In Praise of Cycling. . .

It's Tour de France time again, and I'm up at the crack of dawn every weekend to watch it live on the internet (rooting for Bradley Wiggins and Alberto Contador this year). Biking has become a bit of an obsession with me this summer ever since I acquired my latest baby a few months ago - a Dahon foldable bike. I have the Speed D7 model and I absolutely love it. You can see in the photo above how compact it is when folded - perfect for my tiny apartment hallway, and despite the small wheels, it goes surprisingly quickly and the seven gears easily allow me to tackle hills (albeit slowly). I'm trying to do the 40km of my roundtrip work commute at least once a week.

Now I wear sports gear and change at work, but a friend of mine (thanks Ron!) who is a serious cyclist, sent me this link to the annual Brompton (another foldable bike company) World Championships, taking place near Blenheim Palace, not far from Oxford. It's a 13km race open to both sexes - the fun part is that there's a dress code! Blazer, shirt and tie are mandatory. I think I've just added another item to my bucket list.

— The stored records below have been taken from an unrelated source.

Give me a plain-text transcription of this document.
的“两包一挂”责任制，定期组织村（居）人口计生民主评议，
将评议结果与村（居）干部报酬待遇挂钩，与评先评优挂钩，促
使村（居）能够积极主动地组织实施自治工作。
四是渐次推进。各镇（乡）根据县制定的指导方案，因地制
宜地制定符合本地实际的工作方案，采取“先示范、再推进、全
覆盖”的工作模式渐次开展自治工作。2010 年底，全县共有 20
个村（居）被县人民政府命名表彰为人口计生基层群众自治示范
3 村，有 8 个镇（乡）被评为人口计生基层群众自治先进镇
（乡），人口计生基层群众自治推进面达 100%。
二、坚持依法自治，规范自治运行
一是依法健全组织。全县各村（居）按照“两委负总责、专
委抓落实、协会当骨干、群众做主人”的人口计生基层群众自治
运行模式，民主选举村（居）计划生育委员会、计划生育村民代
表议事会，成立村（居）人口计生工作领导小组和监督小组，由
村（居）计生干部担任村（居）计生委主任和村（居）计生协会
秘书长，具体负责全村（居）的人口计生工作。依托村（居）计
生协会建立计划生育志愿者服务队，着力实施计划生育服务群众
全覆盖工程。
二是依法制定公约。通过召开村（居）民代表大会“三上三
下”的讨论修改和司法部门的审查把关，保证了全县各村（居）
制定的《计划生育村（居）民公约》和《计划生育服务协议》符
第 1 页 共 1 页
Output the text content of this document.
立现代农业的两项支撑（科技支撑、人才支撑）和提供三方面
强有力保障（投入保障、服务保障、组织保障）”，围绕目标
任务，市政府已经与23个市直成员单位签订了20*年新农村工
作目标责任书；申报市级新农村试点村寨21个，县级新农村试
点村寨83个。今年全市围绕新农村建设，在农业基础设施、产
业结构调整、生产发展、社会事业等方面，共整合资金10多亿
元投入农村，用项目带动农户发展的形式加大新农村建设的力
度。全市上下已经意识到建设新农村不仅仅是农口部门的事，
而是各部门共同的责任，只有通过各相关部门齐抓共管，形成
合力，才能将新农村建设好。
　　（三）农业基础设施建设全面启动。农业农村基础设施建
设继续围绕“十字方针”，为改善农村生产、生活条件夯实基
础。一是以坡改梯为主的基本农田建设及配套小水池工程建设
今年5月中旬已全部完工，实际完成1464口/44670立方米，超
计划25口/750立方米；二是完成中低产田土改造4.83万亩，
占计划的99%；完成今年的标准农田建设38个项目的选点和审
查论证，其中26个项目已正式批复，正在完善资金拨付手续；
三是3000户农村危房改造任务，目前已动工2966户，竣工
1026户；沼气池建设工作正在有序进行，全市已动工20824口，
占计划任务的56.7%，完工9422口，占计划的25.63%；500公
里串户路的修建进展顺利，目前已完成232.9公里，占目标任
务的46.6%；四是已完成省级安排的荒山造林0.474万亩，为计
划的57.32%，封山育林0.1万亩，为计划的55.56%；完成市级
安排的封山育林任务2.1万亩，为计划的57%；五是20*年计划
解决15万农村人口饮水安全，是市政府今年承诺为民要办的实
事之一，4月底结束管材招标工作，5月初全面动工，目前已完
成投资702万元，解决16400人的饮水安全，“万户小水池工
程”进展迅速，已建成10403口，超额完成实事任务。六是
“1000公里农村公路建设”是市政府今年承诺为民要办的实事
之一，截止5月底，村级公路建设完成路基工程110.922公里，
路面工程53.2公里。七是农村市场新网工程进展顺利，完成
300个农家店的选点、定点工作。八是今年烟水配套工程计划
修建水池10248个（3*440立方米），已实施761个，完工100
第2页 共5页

Ron also points me to The Bicycle Diaries by David Byrne (of Talking Heads fame) coming this fall. It chronicles his adventures and thoughts as he cycles around the world's greatest cities - seated on his foldable bike. I'll definitely be reading this one.

Thursday, July 9, 2009

Win a trip to Antarctica. . .

This is a very cool contest (worth about $25,000) open to Canadian teachers and professors (except in Quebec). The winner will join author and environmentalist Robert Swan on his November trip to Antarctica. To enter, you need to write a 500 word essay on why you want to go and how you would incorporate what you learn on the trip into your classroom. You have until September 4th to enter. You can find all the details and entry forms here.
Swan has personally walked across Antarctica and he is passionate about promoting the continent's preservation against the perils of climate change. His new book, Antarctica 2041: My Quest to Save the Earth's Last Wilderness will be published in October.